Temporary Fix for ED

According to Cohen, young men who believe they may be experiencing symptoms of ED “really need to talk to somebody — a urologist, psychologist. It’s a very difficult conversation to have with friends or your religious clergy. You can’t just say to anybody, ‘Hey, I’m having problems at home.’ ”

Psychological Factors

Although the psychological factors behind impotence among the young can take a wide array of forms, Cohen says that common reasons for young men’s inability to perform sexually are financial problems, illness of a child, death of a spouse or other family member, unrecognized homosexuality, and performance anxiety.
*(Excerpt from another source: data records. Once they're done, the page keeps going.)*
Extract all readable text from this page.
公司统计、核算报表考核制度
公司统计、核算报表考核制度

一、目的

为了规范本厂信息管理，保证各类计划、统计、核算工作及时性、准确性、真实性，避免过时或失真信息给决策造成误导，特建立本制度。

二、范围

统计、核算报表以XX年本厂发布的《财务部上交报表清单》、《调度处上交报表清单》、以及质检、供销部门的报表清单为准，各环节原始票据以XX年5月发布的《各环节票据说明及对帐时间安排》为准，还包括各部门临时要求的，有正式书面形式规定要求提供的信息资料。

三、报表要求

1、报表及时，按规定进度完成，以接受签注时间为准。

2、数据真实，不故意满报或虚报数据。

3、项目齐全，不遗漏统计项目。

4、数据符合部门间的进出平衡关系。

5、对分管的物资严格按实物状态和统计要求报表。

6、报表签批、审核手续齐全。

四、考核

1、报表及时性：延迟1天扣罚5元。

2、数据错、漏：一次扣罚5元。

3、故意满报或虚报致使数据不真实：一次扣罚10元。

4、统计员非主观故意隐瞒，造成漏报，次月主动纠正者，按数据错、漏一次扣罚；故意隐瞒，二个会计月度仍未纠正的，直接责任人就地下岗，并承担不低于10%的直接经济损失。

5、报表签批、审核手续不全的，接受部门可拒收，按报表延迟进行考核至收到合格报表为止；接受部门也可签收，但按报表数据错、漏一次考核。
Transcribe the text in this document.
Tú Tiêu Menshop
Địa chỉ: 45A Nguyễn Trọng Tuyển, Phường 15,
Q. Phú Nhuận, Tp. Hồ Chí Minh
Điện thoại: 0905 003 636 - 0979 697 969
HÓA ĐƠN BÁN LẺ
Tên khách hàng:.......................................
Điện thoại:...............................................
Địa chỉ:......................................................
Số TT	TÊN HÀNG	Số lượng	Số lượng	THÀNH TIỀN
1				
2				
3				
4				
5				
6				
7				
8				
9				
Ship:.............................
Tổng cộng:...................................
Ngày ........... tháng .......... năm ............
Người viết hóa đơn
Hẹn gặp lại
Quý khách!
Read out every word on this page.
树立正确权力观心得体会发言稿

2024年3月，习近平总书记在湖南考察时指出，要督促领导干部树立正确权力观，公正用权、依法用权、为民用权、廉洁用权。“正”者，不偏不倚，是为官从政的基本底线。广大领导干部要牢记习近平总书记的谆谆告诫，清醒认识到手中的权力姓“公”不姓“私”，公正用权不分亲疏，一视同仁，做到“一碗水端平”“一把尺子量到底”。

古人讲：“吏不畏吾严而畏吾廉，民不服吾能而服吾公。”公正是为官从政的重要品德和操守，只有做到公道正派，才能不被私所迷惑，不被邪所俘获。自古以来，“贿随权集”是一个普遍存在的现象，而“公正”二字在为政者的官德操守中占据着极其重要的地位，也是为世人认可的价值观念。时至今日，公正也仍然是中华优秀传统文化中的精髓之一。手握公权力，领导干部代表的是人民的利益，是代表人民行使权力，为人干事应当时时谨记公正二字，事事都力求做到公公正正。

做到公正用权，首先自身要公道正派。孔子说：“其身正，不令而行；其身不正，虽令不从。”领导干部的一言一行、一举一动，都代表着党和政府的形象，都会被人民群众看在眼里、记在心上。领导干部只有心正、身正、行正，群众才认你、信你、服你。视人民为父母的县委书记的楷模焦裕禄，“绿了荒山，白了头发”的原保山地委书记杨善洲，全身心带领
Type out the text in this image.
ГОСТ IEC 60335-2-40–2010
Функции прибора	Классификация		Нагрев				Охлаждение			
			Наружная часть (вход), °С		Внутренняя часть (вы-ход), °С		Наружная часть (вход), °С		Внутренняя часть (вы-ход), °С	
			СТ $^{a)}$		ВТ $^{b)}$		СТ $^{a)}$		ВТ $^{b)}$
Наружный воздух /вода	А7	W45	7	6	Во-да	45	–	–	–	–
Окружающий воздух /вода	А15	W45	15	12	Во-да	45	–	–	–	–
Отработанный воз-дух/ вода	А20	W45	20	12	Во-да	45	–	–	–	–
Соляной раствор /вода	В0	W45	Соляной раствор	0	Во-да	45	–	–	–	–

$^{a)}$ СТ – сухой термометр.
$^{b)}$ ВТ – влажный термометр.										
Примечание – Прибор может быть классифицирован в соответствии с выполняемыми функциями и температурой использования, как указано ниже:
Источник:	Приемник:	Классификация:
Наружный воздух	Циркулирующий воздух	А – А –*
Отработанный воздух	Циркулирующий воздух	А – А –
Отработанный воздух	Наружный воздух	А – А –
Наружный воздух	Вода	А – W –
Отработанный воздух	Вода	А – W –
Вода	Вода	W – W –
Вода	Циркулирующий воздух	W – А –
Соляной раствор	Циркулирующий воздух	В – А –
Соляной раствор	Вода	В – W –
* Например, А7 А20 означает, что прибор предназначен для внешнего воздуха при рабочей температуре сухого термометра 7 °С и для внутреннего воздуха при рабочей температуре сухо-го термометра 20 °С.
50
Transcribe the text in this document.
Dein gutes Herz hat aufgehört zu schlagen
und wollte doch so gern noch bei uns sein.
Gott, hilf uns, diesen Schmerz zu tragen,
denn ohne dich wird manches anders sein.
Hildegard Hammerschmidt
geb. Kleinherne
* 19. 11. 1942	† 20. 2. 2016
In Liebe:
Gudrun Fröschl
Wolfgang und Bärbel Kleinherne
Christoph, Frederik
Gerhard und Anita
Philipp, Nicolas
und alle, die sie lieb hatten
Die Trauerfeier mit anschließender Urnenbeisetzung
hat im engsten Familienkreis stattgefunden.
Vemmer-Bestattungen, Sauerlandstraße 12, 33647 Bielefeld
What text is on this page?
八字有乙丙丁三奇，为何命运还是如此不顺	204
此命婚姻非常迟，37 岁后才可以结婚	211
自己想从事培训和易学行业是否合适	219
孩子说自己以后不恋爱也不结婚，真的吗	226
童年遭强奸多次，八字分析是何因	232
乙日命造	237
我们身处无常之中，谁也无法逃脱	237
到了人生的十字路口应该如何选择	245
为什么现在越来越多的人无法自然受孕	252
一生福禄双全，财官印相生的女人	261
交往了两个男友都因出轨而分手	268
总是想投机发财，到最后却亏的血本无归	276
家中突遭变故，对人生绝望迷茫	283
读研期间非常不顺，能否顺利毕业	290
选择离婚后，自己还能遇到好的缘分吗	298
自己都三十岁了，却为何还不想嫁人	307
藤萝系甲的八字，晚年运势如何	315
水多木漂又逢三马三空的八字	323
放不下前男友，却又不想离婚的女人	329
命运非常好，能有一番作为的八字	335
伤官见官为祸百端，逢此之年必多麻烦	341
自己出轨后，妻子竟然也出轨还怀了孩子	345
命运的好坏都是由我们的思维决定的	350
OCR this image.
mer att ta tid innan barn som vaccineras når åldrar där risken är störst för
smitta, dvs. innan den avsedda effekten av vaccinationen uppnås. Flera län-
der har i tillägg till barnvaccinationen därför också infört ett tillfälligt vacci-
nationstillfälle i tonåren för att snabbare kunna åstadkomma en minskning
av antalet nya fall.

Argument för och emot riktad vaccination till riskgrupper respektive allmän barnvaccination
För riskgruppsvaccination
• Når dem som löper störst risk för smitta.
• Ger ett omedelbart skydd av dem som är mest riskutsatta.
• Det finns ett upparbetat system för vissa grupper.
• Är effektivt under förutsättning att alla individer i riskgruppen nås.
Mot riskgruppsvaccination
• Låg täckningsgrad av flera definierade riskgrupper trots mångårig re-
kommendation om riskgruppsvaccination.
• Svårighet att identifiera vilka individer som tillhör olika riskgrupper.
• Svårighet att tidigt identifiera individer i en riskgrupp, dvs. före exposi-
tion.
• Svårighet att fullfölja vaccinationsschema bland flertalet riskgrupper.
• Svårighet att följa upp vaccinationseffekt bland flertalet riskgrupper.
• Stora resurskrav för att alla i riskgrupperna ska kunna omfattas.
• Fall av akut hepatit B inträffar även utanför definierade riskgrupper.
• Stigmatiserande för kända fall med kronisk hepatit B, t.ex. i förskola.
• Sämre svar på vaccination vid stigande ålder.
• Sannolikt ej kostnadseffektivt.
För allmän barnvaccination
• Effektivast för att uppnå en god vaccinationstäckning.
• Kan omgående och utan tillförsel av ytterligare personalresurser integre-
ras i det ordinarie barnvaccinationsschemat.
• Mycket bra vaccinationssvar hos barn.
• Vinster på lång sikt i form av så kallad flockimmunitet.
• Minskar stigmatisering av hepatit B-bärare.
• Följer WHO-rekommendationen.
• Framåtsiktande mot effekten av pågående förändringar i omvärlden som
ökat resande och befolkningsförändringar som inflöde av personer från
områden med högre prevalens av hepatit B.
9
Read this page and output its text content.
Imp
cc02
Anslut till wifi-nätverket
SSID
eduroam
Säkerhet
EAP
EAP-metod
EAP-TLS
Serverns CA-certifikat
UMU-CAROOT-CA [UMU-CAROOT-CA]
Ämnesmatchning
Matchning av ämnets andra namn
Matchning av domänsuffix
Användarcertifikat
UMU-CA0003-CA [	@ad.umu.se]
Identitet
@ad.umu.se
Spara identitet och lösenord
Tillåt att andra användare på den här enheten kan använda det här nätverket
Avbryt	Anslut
The fact that impotence of psychological origin is far less common than ED that can be traced to physical causes should in no way minimize the problem. In fact, men whose ED is psychological in origin are less likely to find their remedy in the impotence drugs that have helped millions of men to reclaim their sex lives.

 Performance Anxiety

In an article on the website of The Good Men Project, psychologist Chris MacKinnon and psychotherapist Maneet Bhatia contend that performance anxiety is clearly one of the most common psychological causes of ED. They say that such concerns among men can lead to a vicious circle of anxiety in which the anticipated fear of not having an erection results in recurring difficulties in actually achieving one.

To break this cycle, men first need to recognize that it exists. All too often men set the bar too high by setting unrealistic goals. “Men need to reassure themselves that they do not have to be hard enough to drive nails every time they are intimate. Research has shown that many men with ED actually underrate their erectile response during sexual activity.”

Occasional Difficulty Is Normal

A second step toward overcoming performance anxiety, according to MacKinnon and Bhatia, is acceptance of the fact that occasional sexual difficulties are normal and thus so are the men who experience them. Needless to say, persistent inability to achieve and maintain an erection is indicative of a more serious underlying problem, but occasional problems need not be an immediate cause for concern.

Finally, men seeking to get beyond the bugaboo of performance anxiety should resist the trend toward instant gratification, which is so widespread in contemporary society. MacKinnon and Bhatia write: “This trend influences our relationships and sexual performance by creating a pressure to have an erection instantly and to be outstanding sexual performers.” This kind of thinking overlooks the fact that sexual performance is “a life-long learning process.” Looking at sexual performance as an evolving process can help to relieve the psychological pressure that is causing ED.

Evolution of Sexual Performance

MacKinnon and Bhatia compare the evolution of sexual performance to the ways in which basketball star Michael Jordan changed the basic character of his winning ways over the course of his career. In his early years, Jordan made a name for himself as a prolific dunker who dominated games with his athletic ability. As time went on and his physical abilities matured, he tended to rely more on jump shots as his winning strategy. “The results were the same. He was still able to score — he just did it differently.”

Men who suspect their impotence is psychological in origin can seek the counsel of a psychiatrist or psychologist who can help find a solution to their problem. Alternatively, men — and their partners — might want to visit a sex therapist. During the course of this type of treatment, the therapist works with the patient to discover the stress factors that are causing the problem. According to, therapists often try to treat psychological ED naturally by using techniques designed to reduce the anxiety associated with intercourse. The affected patient’s partner can help with these techniques, which focus on the gradual development of intimacy and stimulation.